It all seemed so simple growing up — “first comes love, then comes marriage, then comes baby in a baby carriage.” But nowhere in the popular rhyme is career mentioned and this is where we find many millennial women making a detour before pursuing family goals.
As a 27-year-old professional, I often feel as though I am still figuring out the world for myself and to have to do that for someone else right now seems a tad (read: extremely) overwhelming. Studies show I am not the only millennial woman who feels this way, as more and more women put their careers before motherhood.
I used to have the timeline most young girls had growing up: married by 24-ish and kids no later than 27, but wanting to pursue my career and entrepreneurial goals changed that. Just last week, while talking life goals with my significant other he mentioned having kids and I may have started to hyperventilate. My boyfriend, 32, is closer to being ready for a family than I am and sees managing a life with kids as very doable in the near future. I disagree.

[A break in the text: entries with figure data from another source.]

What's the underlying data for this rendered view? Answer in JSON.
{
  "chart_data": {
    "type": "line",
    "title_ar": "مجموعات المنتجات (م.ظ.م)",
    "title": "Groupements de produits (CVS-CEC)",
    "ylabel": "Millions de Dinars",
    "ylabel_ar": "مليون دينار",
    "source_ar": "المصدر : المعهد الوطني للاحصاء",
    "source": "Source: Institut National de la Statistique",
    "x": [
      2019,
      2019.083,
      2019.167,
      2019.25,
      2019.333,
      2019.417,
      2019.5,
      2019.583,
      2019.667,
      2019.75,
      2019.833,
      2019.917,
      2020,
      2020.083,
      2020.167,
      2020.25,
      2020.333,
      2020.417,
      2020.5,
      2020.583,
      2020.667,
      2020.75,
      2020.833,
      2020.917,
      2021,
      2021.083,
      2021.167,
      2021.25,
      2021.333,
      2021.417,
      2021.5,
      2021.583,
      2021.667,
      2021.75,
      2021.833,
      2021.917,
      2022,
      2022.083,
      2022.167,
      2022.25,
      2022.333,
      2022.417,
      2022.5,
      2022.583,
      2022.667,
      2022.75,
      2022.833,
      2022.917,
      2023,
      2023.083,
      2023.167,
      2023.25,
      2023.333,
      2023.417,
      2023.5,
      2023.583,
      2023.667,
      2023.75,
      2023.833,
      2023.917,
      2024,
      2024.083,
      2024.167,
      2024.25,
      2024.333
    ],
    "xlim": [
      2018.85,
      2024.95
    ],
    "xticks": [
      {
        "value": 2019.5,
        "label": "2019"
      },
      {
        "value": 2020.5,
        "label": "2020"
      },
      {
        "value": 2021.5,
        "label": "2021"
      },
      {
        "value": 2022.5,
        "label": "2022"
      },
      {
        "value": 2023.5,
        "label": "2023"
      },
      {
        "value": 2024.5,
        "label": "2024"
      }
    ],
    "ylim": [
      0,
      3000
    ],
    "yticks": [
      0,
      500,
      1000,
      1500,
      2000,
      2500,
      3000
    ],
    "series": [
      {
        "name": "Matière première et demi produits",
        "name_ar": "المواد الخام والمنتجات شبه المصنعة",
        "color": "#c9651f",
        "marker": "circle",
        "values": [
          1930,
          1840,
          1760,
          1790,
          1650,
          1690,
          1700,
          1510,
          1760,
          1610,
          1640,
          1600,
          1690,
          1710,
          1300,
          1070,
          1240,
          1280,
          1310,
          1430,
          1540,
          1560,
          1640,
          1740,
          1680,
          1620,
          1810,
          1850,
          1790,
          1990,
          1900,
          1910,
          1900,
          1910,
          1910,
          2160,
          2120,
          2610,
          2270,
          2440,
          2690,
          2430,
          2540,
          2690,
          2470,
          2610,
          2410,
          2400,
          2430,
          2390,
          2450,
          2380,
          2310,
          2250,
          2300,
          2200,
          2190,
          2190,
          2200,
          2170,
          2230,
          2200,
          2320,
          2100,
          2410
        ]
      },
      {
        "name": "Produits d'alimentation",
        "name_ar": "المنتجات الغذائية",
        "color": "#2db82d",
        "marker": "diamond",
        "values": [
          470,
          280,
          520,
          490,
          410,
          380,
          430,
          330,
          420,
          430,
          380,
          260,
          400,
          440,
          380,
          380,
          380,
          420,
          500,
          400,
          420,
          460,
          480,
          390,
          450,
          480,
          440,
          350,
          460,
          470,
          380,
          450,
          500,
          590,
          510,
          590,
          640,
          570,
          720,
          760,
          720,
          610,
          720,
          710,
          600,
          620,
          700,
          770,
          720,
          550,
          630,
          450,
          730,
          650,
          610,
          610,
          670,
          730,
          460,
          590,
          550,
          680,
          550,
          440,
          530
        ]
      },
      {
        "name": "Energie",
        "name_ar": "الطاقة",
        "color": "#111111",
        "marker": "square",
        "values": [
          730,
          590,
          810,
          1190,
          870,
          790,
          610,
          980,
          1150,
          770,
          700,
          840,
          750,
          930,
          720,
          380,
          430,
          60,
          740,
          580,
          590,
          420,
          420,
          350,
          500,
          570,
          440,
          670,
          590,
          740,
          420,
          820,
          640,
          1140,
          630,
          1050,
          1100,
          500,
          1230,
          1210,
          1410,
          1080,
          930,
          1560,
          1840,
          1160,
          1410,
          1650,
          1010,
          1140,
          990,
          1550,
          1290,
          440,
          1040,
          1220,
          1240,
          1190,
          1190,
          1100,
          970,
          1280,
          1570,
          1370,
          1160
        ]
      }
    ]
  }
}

He proceeds to tell me our “timelines are off” — insert more hyperventilation. A Pew Research Center report revealed that 58 percent of working millennial mothers feel families made it harder for them to get ahead in their careers while only 19 percent of millennial fathers felt the same way, which explains babe’s position. It should also be noted only 13 percent of millennial men said they expected to interrupt their careers for children versus 37% of women. Most men are not the ones who take on the grunt of the parental workload — or carry a growing fetus for nine months. Mothers are 27 percent more likely to quit their jobs to care for their children, while only 10 percent of men do the same.

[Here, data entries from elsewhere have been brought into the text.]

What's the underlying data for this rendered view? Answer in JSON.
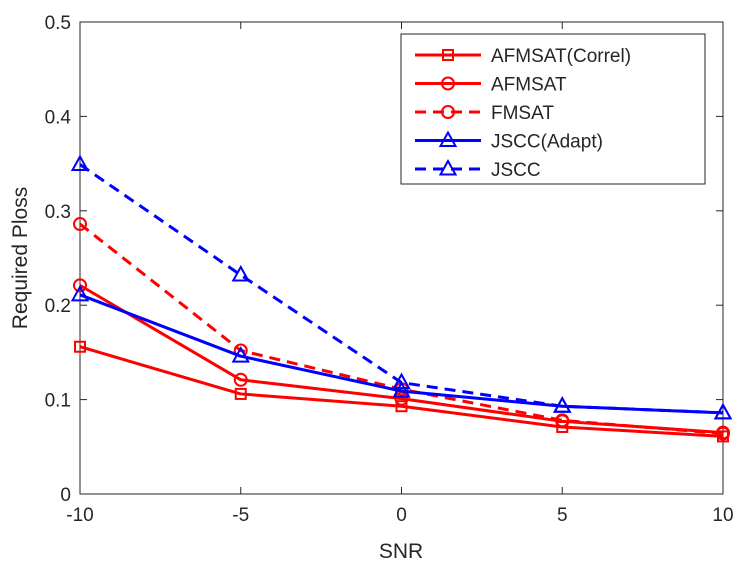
{
  "chart_data": {
    "type": "line",
    "title": "",
    "xlabel": "SNR",
    "ylabel": "Required Ploss",
    "xlim": [
      -10,
      10
    ],
    "ylim": [
      0,
      0.5
    ],
    "xticks": [
      -10,
      -5,
      0,
      5,
      10
    ],
    "xtick_labels": [
      "-10",
      "-5",
      "0",
      "5",
      "10"
    ],
    "yticks": [
      0,
      0.1,
      0.2,
      0.3,
      0.4,
      0.5
    ],
    "ytick_labels": [
      "0",
      "0.1",
      "0.2",
      "0.3",
      "0.4",
      "0.5"
    ],
    "grid": false,
    "legend_position": "top-right",
    "x": [
      -10,
      -5,
      0,
      5,
      10
    ],
    "series": [
      {
        "name": "AFMSAT(Correl)",
        "values": [
          0.156,
          0.106,
          0.093,
          0.071,
          0.061
        ],
        "color": "#ff0000",
        "dash": "solid",
        "marker": "square"
      },
      {
        "name": "AFMSAT",
        "values": [
          0.221,
          0.121,
          0.101,
          0.077,
          0.065
        ],
        "color": "#ff0000",
        "dash": "solid",
        "marker": "circle"
      },
      {
        "name": "FMSAT",
        "values": [
          0.286,
          0.152,
          0.111,
          0.078,
          0.064
        ],
        "color": "#ff0000",
        "dash": "dashed",
        "marker": "circle"
      },
      {
        "name": "JSCC(Adapt)",
        "values": [
          0.211,
          0.146,
          0.109,
          0.093,
          0.086
        ],
        "color": "#0000ff",
        "dash": "solid",
        "marker": "triangle"
      },
      {
        "name": "JSCC",
        "values": [
          0.349,
          0.232,
          0.118,
          0.093,
          0.086
        ],
        "color": "#0000ff",
        "dash": "dashed",
        "marker": "triangle"
      }
    ]
  }
}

Among my friends and family, I see more women speaking on the desire to have established careers and a successful financial foundation laid before considering children. And then there’s that thing called marriage most women still aspire to before kids. Luckily for us late baby-makers, studies show women who marry in their late twenties to early thirties are less likely to divorce (and earn about $18,000 more; kids are expensive).

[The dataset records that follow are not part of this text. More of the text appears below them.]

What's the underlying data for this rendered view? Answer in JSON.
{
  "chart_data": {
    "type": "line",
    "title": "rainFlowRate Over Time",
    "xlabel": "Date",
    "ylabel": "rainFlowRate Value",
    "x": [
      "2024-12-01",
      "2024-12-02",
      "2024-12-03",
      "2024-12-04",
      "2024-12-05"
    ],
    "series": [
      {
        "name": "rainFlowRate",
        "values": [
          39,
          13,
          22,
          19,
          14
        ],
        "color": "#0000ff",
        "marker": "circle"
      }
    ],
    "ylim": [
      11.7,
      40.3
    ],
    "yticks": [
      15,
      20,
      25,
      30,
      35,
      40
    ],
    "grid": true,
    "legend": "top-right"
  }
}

My mother always taught me to be sure I could solely afford any investment (house, apartment, child, car) I made with my future husband in the event things don’t work out and I’m left with the bill. I believe now more than ever women want to be sure they can stand on their own two feet.
In the movie Eat, Pray, Love Viola Davis’ character says “…having a baby is like getting a tattoo on your face, you kind of want to be fully committed.” I don’t have any tattoos or kids yet for that reason. Right now I am fully invested in the betterment of myself and my career. I know kids are definitely on the horizon, but for now my career comes first.
Should women feel guilty for putting their careers before kids?